For CAL Connections, Overland sought contributions from a range of under-represented communities, including queer writers, Muslim writers and Indigenous writers, commissioning one essay from each.

“It came specifically out of the exclusion of women, but as soon as you start thinking about that it immediately poses the question, what other exclusions are taking place?” said Overland editor Jeff Sparrow, telling Star Observer how the project began.

“Even though it was only ever going to be slightly tokenistic it was at least raising the fact that there were people from other backgrounds who were being excluded from the publishing industry in Australia, and was a way of sort of kicking that discussion along.”

However, in discussing the project, Sparrow said they immediately realised its inherent problems.

“If you’re doing a call out for queer writers do they all have to write about queer issues?” he said.

“What if, for instance, they want to write about the situation in Iraq? It’s easy to end up in a situation where you simply replicating the notion that if for example you’re a writer from a Muslim background you must write from a Muslim background.”

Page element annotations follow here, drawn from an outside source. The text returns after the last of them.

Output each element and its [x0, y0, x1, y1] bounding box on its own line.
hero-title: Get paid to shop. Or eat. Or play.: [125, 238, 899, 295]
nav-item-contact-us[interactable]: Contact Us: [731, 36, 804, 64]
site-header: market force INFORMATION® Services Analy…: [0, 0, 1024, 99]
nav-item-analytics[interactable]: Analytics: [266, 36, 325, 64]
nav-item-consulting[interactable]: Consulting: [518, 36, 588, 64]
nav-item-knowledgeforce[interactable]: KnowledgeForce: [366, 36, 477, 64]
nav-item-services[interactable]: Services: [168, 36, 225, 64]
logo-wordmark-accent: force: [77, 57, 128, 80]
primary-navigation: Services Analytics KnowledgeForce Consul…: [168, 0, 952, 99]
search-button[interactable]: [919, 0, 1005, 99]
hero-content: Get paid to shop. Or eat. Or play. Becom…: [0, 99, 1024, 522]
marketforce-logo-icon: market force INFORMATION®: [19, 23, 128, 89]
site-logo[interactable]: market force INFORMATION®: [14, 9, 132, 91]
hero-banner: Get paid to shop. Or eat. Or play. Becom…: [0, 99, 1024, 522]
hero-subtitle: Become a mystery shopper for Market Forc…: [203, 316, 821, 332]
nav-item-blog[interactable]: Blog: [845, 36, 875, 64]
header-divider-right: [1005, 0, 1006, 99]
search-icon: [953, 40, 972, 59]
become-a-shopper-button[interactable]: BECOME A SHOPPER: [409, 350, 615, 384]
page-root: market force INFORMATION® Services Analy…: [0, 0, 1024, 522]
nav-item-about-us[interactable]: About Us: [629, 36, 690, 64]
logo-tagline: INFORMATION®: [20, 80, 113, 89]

In the “Queer writers” category, the published essay by David Donaldson was an analysis of the “gay panic” legal defence still in effect in some Australian jurisdictions, but Sparrow said they didn’t take a stance on subject matter one way or another.

“What has tended to happen is that people have written about the kinds of exclusion that they in particular face,” he said, noting Mohummadally’s piece about her personal experiences of both exclusion and inclusion around being both Muslim and queer.

“It was a nice outcome that this project could challenge in a sense the notion that people could be neatly put into one box or another.”

Sparrow argued that this breaking down of the categories they had chosen pointed to exclusion itself as a point of connection between different people’s experiences.

“I guess it illustrates the fairly basic issue that as soon as one group starts fight back about oppression it does open up possibilities for others as well,” he said.

Overland is still publishing essays in the CAL Connections project, and previous essays are available on the publication’s website.